Auburn, Ala.-based medical startup SiO2 Materials Science has emerged from Chapter 11 bankruptcy with Oaktree Capital Management LP successfully acquiring the company.
Amid the COVID-19 pandemic, the company rapidly expanded with a $163 million investment in 2020 to meet increased demand for testing supplies, Ken Kelly, chief operations officer at SiO2, told Plastics News in an interview.
"As those volumes tapered away … we had to go back to our core [materials science] business with the primary drug containers," including vials, syringes, blood tubes and transport tubes for the diagnostic market, Kelly said. "We had overextended ourselves."

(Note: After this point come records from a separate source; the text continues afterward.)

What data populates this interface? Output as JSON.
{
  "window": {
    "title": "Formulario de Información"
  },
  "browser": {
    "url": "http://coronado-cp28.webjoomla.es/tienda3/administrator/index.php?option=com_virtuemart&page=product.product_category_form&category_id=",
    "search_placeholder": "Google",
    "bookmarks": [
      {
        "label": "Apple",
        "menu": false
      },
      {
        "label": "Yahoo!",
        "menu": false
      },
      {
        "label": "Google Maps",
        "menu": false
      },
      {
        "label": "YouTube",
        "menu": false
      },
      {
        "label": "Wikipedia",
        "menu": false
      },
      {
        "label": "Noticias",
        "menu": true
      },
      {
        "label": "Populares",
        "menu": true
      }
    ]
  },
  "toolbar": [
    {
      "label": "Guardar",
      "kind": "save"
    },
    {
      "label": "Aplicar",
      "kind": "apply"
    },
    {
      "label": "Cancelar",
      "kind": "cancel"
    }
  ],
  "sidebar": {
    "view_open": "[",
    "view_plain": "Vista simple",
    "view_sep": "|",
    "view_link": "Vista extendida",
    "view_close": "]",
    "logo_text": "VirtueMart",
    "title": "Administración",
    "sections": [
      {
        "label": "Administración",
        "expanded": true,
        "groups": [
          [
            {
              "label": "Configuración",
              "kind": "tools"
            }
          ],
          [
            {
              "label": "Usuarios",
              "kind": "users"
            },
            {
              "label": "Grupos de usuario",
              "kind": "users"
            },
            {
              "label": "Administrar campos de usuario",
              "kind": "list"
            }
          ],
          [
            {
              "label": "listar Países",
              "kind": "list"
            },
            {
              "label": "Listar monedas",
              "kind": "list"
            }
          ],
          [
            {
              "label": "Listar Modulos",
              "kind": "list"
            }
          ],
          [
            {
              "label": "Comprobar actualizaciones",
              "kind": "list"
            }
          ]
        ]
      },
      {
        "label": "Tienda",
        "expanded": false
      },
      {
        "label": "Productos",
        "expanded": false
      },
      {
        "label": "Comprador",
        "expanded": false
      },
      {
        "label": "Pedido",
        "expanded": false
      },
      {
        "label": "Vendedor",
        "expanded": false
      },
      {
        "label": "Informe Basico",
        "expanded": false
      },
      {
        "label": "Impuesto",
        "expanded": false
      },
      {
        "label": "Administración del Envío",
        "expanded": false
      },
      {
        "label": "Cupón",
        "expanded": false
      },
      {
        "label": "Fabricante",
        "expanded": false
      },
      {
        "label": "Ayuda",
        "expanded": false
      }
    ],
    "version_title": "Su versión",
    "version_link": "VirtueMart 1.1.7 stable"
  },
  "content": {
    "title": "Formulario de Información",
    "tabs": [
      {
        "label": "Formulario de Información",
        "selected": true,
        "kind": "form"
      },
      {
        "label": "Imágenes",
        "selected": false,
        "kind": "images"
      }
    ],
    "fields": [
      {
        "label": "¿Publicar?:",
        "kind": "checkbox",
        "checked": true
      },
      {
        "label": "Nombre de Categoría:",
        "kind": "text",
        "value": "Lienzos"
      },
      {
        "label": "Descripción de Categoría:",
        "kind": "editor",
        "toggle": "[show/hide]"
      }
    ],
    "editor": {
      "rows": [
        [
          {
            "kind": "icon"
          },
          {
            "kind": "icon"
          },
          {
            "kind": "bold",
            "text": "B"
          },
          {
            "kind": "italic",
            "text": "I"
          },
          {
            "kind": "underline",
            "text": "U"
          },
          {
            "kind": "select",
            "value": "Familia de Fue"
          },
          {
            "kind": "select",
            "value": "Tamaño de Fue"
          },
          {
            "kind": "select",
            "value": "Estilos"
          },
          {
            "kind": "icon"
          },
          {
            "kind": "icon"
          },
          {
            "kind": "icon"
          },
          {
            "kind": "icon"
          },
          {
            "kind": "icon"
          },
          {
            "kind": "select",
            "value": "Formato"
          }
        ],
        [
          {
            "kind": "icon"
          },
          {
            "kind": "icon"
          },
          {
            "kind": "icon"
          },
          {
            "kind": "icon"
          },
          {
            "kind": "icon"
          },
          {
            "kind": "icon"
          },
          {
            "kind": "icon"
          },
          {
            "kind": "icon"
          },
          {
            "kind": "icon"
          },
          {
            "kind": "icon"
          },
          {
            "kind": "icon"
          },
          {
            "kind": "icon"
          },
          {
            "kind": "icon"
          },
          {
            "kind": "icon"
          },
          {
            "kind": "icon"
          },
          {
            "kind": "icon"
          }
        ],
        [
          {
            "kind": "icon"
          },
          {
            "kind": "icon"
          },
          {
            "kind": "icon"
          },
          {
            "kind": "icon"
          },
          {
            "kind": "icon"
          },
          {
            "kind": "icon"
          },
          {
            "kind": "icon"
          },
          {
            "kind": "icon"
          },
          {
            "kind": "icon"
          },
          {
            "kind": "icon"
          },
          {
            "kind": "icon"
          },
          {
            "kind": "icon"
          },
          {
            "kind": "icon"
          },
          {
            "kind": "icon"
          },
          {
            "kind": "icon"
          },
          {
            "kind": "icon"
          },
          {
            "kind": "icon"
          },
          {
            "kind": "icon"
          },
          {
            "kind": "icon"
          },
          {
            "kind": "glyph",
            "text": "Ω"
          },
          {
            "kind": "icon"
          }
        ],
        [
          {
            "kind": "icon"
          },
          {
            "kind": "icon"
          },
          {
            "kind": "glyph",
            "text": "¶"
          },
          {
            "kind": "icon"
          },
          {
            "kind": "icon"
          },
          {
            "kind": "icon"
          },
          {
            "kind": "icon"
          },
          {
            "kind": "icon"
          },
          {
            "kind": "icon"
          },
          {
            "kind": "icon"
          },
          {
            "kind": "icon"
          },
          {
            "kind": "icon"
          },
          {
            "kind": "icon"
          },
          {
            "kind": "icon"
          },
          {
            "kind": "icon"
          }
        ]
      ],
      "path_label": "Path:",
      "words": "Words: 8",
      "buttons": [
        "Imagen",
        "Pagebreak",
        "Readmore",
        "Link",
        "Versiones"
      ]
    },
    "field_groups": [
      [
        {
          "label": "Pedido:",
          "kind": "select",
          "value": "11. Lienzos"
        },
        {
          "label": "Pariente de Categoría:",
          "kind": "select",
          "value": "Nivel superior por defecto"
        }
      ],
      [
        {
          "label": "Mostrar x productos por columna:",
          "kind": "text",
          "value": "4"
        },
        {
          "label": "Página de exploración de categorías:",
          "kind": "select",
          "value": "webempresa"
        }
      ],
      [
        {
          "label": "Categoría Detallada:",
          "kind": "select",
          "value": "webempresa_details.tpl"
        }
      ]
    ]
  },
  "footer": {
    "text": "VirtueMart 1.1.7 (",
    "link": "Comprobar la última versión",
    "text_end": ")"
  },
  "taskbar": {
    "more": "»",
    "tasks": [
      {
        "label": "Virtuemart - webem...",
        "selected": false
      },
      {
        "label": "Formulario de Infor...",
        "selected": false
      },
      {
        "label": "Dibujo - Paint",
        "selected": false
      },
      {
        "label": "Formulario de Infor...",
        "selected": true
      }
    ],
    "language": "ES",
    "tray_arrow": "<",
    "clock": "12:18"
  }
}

The injection molder filed for Chapter 11 protection on March 29 and emerged on Aug. 1, he said.
"The original stakeholders were not able to come to terms and as a result our senior debt holder was Oaktree … [which] funded our Chapter 11 process," Kelly added.
"We've done some rightsizing," he said, with a layoff of 104 employees at the end of July and the sale of its second facility to the city of Auburn.
Through Oaktree's investment, SiO2 was able to "preserve 112 jobs and bring science [to the market] that [it has] been excited about," Kelly said.
"It's unfortunate. … No one ever wants to go into bankruptcy," Kelly said.
Since Oaktree funded SiO2's bankruptcy, the company has "owners that have been very supportive," he said. "We've been able to mend [our relationships] with all our critical vendors [and] critical automation suppliers … and able to bring our cost structure more in line with how we want to emerge."